Variational DAG Estimation via State Augmentation With Stochastic Permutations
Edwin V. Bonilla, Pantelis Elinas, He Zhao, Maurizio Filippone, Vassili Kitsios, Terry O'Kane
TL;DR
This work tackles Bayesian structure learning for directed acyclic graphs from observational data by introducing a state-augmentation strategy that jointly models node orderings (permutations) and DAGs. A permutation-conditioned DAG construction, paired with Gamma-ranking permutation models and differentiable relaxations (SoftSort, Gumbel-Max), enables tractable variational inference and explicit uncertainty quantification over graph structures. The method (VDESP) supports both linear and nonlinear SEMs, optimizing an ELBO with a factorized variational posterior over permutations and DAGs, and demonstrates competitive performance against a range of Bayesian and non-Bayesian baselines on synthetic, pseudo-real, and real datasets while providing meaningful posterior uncertainty.

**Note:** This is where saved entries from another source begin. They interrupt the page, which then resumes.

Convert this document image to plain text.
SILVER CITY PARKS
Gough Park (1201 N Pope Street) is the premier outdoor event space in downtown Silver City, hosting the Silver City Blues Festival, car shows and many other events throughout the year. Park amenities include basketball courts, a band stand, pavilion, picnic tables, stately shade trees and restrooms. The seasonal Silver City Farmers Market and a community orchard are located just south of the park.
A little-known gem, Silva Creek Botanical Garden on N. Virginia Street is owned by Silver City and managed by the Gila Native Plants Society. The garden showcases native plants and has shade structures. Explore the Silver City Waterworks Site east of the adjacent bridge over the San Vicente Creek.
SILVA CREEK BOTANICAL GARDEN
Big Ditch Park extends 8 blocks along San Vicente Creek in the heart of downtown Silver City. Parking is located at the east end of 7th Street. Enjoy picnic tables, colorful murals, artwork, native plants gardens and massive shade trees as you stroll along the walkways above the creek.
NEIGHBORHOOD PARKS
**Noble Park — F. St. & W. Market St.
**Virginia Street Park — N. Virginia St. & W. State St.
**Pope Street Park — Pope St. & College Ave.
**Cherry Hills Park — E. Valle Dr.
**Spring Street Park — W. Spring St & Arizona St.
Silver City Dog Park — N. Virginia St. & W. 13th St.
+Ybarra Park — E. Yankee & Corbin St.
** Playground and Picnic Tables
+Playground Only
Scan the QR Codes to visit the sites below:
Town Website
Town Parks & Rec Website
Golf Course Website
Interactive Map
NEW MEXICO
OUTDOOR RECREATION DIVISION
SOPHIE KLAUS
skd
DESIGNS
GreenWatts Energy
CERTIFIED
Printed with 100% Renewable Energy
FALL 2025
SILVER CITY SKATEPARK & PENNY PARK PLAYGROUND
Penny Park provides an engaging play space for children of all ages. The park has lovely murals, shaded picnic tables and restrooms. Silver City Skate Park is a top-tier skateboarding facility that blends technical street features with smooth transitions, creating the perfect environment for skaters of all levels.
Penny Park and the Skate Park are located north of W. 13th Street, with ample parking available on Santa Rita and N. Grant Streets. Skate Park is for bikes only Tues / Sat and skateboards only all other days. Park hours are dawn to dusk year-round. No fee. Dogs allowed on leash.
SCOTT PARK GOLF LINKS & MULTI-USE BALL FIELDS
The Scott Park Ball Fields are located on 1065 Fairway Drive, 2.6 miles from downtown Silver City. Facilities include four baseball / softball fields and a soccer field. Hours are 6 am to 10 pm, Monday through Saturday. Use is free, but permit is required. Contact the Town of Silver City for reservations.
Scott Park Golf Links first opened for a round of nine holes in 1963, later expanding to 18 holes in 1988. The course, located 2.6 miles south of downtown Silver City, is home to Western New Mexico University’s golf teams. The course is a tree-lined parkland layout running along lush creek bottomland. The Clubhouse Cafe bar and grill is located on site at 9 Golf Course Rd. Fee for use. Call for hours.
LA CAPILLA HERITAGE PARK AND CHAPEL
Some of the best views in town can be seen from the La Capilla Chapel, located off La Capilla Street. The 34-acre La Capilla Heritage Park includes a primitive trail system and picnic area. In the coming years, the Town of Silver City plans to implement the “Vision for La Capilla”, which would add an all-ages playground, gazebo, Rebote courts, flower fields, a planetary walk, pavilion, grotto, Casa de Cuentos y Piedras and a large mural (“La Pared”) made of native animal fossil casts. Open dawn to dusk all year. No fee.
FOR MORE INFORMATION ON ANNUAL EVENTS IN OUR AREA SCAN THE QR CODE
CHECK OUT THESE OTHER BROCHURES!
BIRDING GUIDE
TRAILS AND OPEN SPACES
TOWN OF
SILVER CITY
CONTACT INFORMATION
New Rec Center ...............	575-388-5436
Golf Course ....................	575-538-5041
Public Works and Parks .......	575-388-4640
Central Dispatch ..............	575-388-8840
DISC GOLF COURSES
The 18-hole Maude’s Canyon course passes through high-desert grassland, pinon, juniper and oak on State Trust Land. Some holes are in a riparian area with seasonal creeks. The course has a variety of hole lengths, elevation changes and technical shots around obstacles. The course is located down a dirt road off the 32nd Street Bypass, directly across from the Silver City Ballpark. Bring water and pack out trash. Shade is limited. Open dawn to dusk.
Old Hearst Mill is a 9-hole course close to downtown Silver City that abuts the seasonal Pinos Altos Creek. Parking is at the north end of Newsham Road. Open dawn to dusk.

The approach offers a principled, uncertainty-aware framework for causal structure discovery with scalable gradient-based learning, and points to future improvements via stronger sparsity/hierarchical priors.
Abstract
Estimating the structure of a Bayesian network, in the form of a directed acyclic graph (DAG), from observational data is a statistically and computationally hard problem with essential applications in areas such as causal discovery. Bayesian approaches are a promising direction for solving this task, as they allow for uncertainty quantification and deal with well-known identifiability issues. From a probabilistic inference perspective, the main challenges are (i) representing distributions over graphs that satisfy the DAG constraint and (ii) estimating a posterior over the underlying combinatorial space. We propose an approach that addresses these challenges by formulating a joint distribution on an augmented space of DAGs and permutations. We carry out posterior estimation via variational inference, where we exploit continuous relaxations of discrete distributions. We show that our approach performs competitively when compared with a wide range of Bayesian and non-Bayesian benchmarks on a range of synthetic and real datasets.